Aujourd’hui plus que jamais, le travail d’éducation populaire est nécessaire pour faire contrepoids aux secteurs qui désirent annuler les conquêtes obtenues dans la dernière décennie, et qui bénéficient de l’appui des moyens de communication pour propager leurs critiques et leur désinformation. Ils sont encore peu nombreux et bien timides, ceux qui osent défendre ouvertement un Golpe contre le gouvernement, mais tout ceci peut grandir très vite, si la population n’a pas d’instruments qui lui permettent de comprendre comment fonctionnent les engrenages d’une société injuste et inégale. Mais, davantage encore, quand les gouvernants du Parti des travailleurs (PT) ne créent pas une politique de communication qui leur permettrait de répondre aux successifs mensonges et aux campagnes diffamatoires menées par les médias.

Ce fut justement un procès criblé d’irrégularités et de mensonges qui jeta en prison deux compagnons, deux leaders nationaux du PT qui ont participé à la résistance contre la dictature.

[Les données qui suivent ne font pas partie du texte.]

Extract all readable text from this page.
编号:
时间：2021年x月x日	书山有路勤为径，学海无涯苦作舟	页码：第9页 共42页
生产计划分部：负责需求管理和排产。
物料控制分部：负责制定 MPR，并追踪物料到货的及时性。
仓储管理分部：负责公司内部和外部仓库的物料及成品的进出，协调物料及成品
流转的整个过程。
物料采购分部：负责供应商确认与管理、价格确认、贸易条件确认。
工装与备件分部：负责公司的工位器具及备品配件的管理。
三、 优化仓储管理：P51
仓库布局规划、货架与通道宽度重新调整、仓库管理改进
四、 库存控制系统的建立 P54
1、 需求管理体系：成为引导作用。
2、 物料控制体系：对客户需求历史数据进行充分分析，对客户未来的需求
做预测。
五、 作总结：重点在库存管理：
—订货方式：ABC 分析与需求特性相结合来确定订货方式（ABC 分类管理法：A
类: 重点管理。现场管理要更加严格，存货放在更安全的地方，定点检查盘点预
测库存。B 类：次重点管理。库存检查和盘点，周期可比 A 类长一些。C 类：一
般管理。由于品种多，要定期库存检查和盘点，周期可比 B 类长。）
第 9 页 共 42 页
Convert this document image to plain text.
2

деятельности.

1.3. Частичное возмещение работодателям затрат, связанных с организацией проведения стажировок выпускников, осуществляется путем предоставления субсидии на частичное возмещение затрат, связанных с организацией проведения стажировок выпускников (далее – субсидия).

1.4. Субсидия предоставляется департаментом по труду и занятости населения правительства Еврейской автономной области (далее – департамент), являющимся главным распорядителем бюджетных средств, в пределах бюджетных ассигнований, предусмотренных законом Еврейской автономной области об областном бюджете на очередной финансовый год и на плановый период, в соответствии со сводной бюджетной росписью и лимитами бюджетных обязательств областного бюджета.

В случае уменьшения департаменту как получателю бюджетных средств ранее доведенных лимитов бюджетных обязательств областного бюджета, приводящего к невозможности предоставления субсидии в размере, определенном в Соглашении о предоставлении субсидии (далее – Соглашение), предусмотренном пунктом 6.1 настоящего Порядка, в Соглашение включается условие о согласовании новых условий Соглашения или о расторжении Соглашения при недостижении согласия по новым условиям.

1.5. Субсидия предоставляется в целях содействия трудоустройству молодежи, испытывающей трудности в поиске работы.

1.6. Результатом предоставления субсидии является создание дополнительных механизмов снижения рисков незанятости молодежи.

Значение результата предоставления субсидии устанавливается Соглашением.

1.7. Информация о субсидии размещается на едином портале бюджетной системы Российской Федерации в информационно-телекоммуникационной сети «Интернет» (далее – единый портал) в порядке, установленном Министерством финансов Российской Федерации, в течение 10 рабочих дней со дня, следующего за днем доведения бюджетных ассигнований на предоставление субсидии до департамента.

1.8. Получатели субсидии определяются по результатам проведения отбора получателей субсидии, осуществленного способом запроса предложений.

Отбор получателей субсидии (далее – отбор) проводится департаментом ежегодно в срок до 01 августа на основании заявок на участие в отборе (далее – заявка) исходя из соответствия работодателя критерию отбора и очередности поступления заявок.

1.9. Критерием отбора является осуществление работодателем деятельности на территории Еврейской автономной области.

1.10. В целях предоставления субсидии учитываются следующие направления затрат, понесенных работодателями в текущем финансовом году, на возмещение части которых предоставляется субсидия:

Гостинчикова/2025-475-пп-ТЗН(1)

C’est contre eux que se déclencha la vindicte la plus grossière, la plus infâme que les moyens de communication pouvaient répandre. Cette situation exige que nous dénoncions et que nous soyons solidaires de José Dirceu et de José Genoíno.

Comme ces compagnons emprisonnés injustement, je fais partie d’une génération qui, depuis les années 1960, cherche à construire un monde plus juste et solidaire. Les générations futures devront continuer ce travail. Souhaitons que la connaissance de notre expérience, de nos erreurs et de nos réussites leur permette de réussir. Cette connaissance du passé fondée sur notre mémoire politique est indispensable pour garantir la démocratisation de notre pays.